Die AfD hält Reusch als Kandidaten für sehr qualifiziert. Er war leitender Oberstaatsanwalt in Berlin, bevor er in den Bundestag einzog. Die anderen Abgeordneten dürften sich aber an früheren Äußerungen Reuschs gestört haben. Früher hat er die Intensivtäter-Abteilung der Staatsanwaltschaft geleitet, war dann aber zur Generalstaatsanwaltschaft versetzt worden. Reusch galt als Hardliner und vertrat umstrittene Thesen zum Thema Ausländerkriminalität. In einem Vortrag für die CSU-nahe Hanns-Seidel-Stiftung forderte er 2007 schärfere Maßnahmen gegen ausländische Intensivtäter. Die „Bild“ feierte ihn als „Deutschlands mutigsten Staatsanwalt“ und zitierte ihn mit Empfehlungen wie der, dass man kriminelle Ausländer außer Landes schaffen solle. In Zeitungsinterviews lobt er die U-Haft als „Erziehungsmittel.“

Die AfD will mit ihrer Rache-Aktion aber noch auf etwas anderes aufmerksam machen. Schon seit Längerem prangert sie an, dass von den anderen Fraktionen bei weniger wichtigen Debatten nur ein kleiner Teil der Abgeordneten anwesend ist. Die AfD bemühte sich in der Vergangenheit um zahlreiches Erscheinen, um die anderen - wie sie meinte - bloßstellen zu können. Teilweise mogelten die AfD-Abgeordneten sogar und posteten Bilder von leeren Reihen der anderen Fraktionen. Im Wirklichkeit waren diese Bilder aber ein gutes Stück vor Sitzungsbeginn aufgenommen worden.

Anwesenheitspflicht nur bei namentlichen Abstimmungen

Was die AfD ihren Anhängern auch nicht erklärt: Der Bundestag ist ein Arbeitsparlament. Das heißt, die Hauptarbeit findet in den Fraktionen und Ausschüssen statt. Hier werden die Vorlagen für das Plenum erarbeitet. Wenn im Plenum später debattiert wird, sind oft nur die Fachpolitiker da. Sie haben mit ihren Fraktionen abgesprochen, wie sie abstimmen werden. Die Reden, die im Bundestag gehalten werden, sollen auch dazu dienen, die Öffentlichkeit zu informieren. Die Anwesenheit der Abgeordneten ist vor allem bei namentlichen Abstimmungen über besonders umstrittene Fragen notwendig. Sie findet statt, wenn das von einer Fraktion oder von mindestens fünf Prozent der Abgeordneten verlangt wird. Die Abgeordneten müssen dann ihre verschiedenfarbigen Stimmkarten für „Ja“ (blau), „Nein“ (rot) oder „Enthalte mich“ (weiß) in eine Urne stecken.

Alice Weidel war beim Hammelsprung nicht anwesend

Dennoch kann es passieren, dass umstrittene Gesetze nicht in namentlicher Abstimmung, sondern nur per Handzeichen oder Aufstehen verabschiedet wird.
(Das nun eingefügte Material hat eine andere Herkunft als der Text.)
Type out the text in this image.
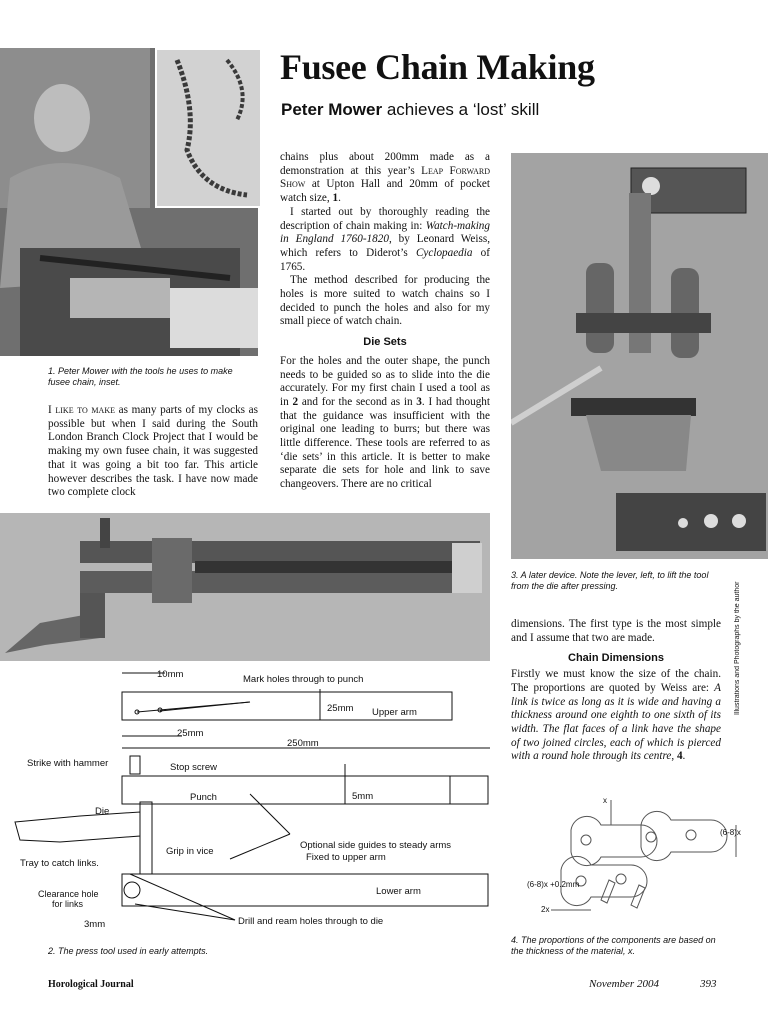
1. Peter Mower with the tools he uses to make fusee chain, inset.
Fusee Chain Making
Peter Mower achieves a ‘lost’ skill

I like to make as many parts of my clocks as possible but when I said during the South London Branch Clock Project that I would be making my own fusee chain, it was suggested that it was going a bit too far. This article however describes the task. I have now made two complete clock

chains plus about 200mm made as a demonstration at this year’s Leap Forward Show at Upton Hall and 20mm of pocket watch size, 1.

I started out by thoroughly reading the description of chain making in: Watch-making in England 1760-1820, by Leonard Weiss, which refers to Diderot’s Cyclopaedia of 1765.

The method described for producing the holes is more suited to watch chains so I decided to punch the holes and also for my small piece of watch chain.

Die Sets

For the holes and the outer shape, the punch needs to be guided so as to slide into the die accurately. For my first chain I used a tool as in 2 and for the second as in 3. I had thought that the guidance was insufficient with the original one leading to burrs; but there was little difference. These tools are referred to as ‘die sets’ in this article. It is better to make separate die sets for hole and link to save changeovers. There are no critical

3. A later device. Note the lever, left, to lift the tool from the die after pressing.	Illustrations and Photographs by the author

dimensions. The first type is the most simple and I assume that two are made.

Chain Dimensions

Firstly we must know the size of the chain. The proportions are quoted by Weiss are: A link is twice as long as it is wide and having a thickness around one eighth to one sixth of its width. The flat faces of a link have the shape of two joined circles, each of which is pierced with a round hole through its centre, 4.

10mm	Mark holes through to punch
25mm Upper arm
25mm
250mm
Strike with hammer	Stop screw
Punch	5mm
Die
Optional side guides to steady arms
Fixed to upper arm
Grip in vice
Tray to catch links.
Clearance hole
for links
Lower arm
3mm	Drill and ream holes through to die
2. The press tool used in early attempts.
x
(6-8)x
(6-8)x +0.2mm
2x
4. The proportions of the components are based on the thickness of the material, x.
Horological Journal	November 2004	393
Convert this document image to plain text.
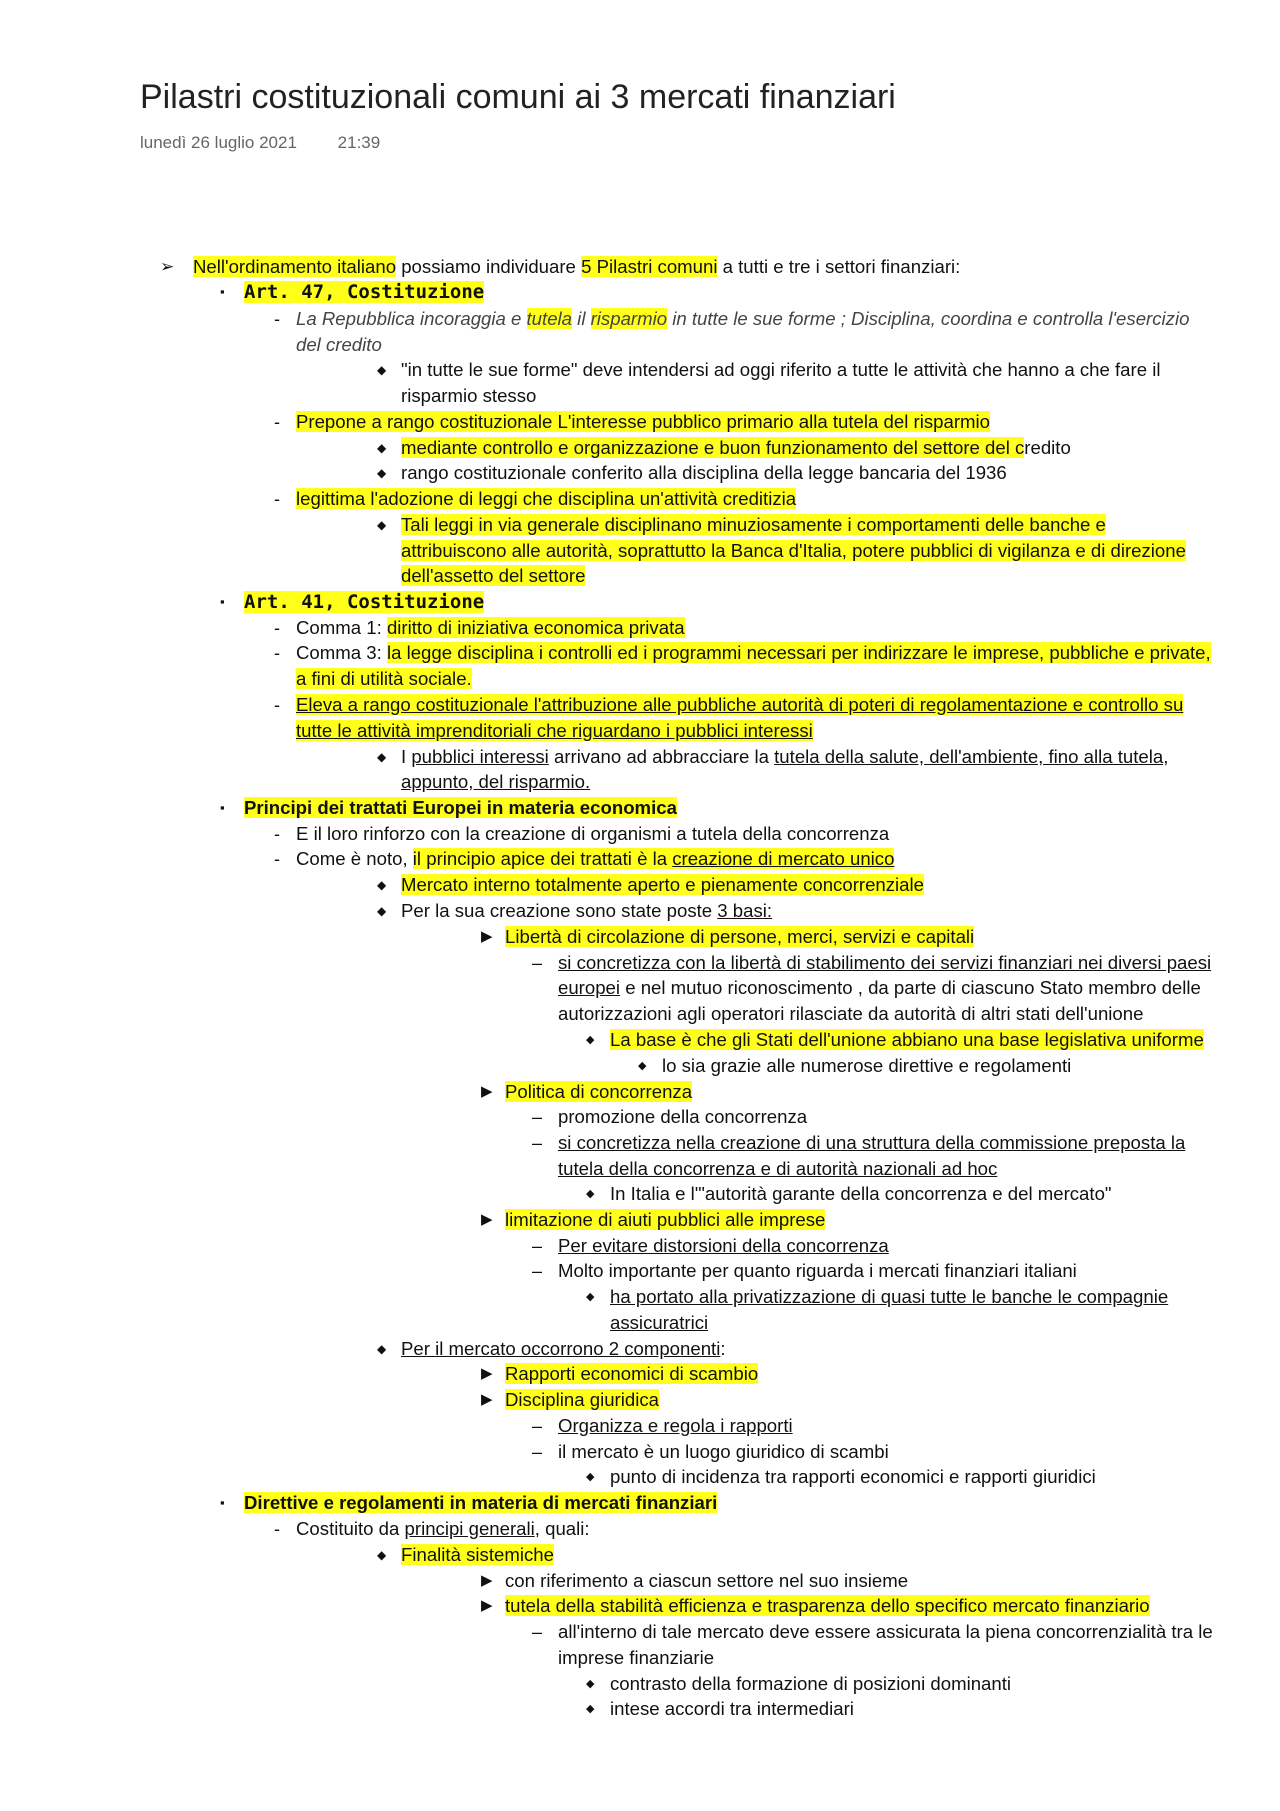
Pilastri costituzionali comuni ai 3 mercati finanziari
lunedì 26 luglio 2021 21:39
➢ Nell'ordinamento italiano possiamo individuare 5 Pilastri comuni a tutti e tre i settori finanziari:
▪ Art. 47, Costituzione
- La Repubblica incoraggia e tutela il risparmio in tutte le sue forme ; Disciplina, coordina e controlla l'esercizio
del credito
◆ "in tutte le sue forme" deve intendersi ad oggi riferito a tutte le attività che hanno a che fare il
risparmio stesso
- Prepone a rango costituzionale L'interesse pubblico primario alla tutela del risparmio
◆ mediante controllo e organizzazione e buon funzionamento del settore del credito
◆ rango costituzionale conferito alla disciplina della legge bancaria del 1936
- legittima l'adozione di leggi che disciplina un'attività creditizia
◆ Tali leggi in via generale disciplinano minuziosamente i comportamenti delle banche e
attribuiscono alle autorità, soprattutto la Banca d'Italia, potere pubblici di vigilanza e di direzione
dell'assetto del settore
▪ Art. 41, Costituzione
- Comma 1: diritto di iniziativa economica privata
- Comma 3: la legge disciplina i controlli ed i programmi necessari per indirizzare le imprese, pubbliche e private,
a fini di utilità sociale.
- Eleva a rango costituzionale l'attribuzione alle pubbliche autorità di poteri di regolamentazione e controllo su
tutte le attività imprenditoriali che riguardano i pubblici interessi
◆ I pubblici interessi arrivano ad abbracciare la tutela della salute, dell'ambiente, fino alla tutela,
appunto, del risparmio.
▪ Principi dei trattati Europei in materia economica
- E il loro rinforzo con la creazione di organismi a tutela della concorrenza
- Come è noto, il principio apice dei trattati è la creazione di mercato unico
◆ Mercato interno totalmente aperto e pienamente concorrenziale
◆ Per la sua creazione sono state poste 3 basi:
▶ Libertà di circolazione di persone, merci, servizi e capitali
– si concretizza con la libertà di stabilimento dei servizi finanziari nei diversi paesi
europei e nel mutuo riconoscimento , da parte di ciascuno Stato membro delle
autorizzazioni agli operatori rilasciate da autorità di altri stati dell'unione
◆ La base è che gli Stati dell'unione abbiano una base legislativa uniforme
◆ lo sia grazie alle numerose direttive e regolamenti
▶ Politica di concorrenza
– promozione della concorrenza
– si concretizza nella creazione di una struttura della commissione preposta la
tutela della concorrenza e di autorità nazionali ad hoc
◆ In Italia e l'"autorità garante della concorrenza e del mercato"
▶ limitazione di aiuti pubblici alle imprese
– Per evitare distorsioni della concorrenza
– Molto importante per quanto riguarda i mercati finanziari italiani
◆ ha portato alla privatizzazione di quasi tutte le banche le compagnie
assicuratrici
◆ Per il mercato occorrono 2 componenti:
▶ Rapporti economici di scambio
▶ Disciplina giuridica
– Organizza e regola i rapporti
– il mercato è un luogo giuridico di scambi
◆ punto di incidenza tra rapporti economici e rapporti giuridici
▪ Direttive e regolamenti in materia di mercati finanziari
- Costituito da principi generali, quali:
◆ Finalità sistemiche
▶ con riferimento a ciascun settore nel suo insieme
▶ tutela della stabilità efficienza e trasparenza dello specifico mercato finanziario
– all'interno di tale mercato deve essere assicurata la piena concorrenzialità tra le
imprese finanziarie
◆ contrasto della formazione di posizioni dominanti
◆ intese accordi tra intermediari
So war es beispielsweise beim Netzwerkdurchsetzungsgesetz, umgangssprachlich Hate-Speech-Gesetz. Es wurde Ende Juni im Bundestag verabschiedet - bei nur etwa 55 anwesenden Abgeordneten. Damit wäre der Bundestag eigentlich nicht beschlussfähig gewesen, allerdings verlangte keiner einen Hammelsprung. Es ist unwahrscheinlich, dass die Abstimmung anders ausgegangen wäre, wenn mehr Abgeordnete anwesend gewesen wären. Schließlich waren ja Union und SPD für das Gesetz.

Der von der AfD ausgelöste Hammelsprung um kurz vor 11 Uhr abends lenkte das Augenmerk aber auch auf die nächtlichen Marathon-Sitzungen im Bundestag, die von vielen Abgeordneten als Belastung wahrgenommen werden. Müde Gesichter waren um diese Zeit am Donnerstag im Plenum zu sehen. Und offensichtlich hatten auch nicht alle AfD-Abgeordneten Lust darauf: Die AfD-Fraktionsvorsitzende Alice Weidel war beim Hammelsprung nicht anwesend.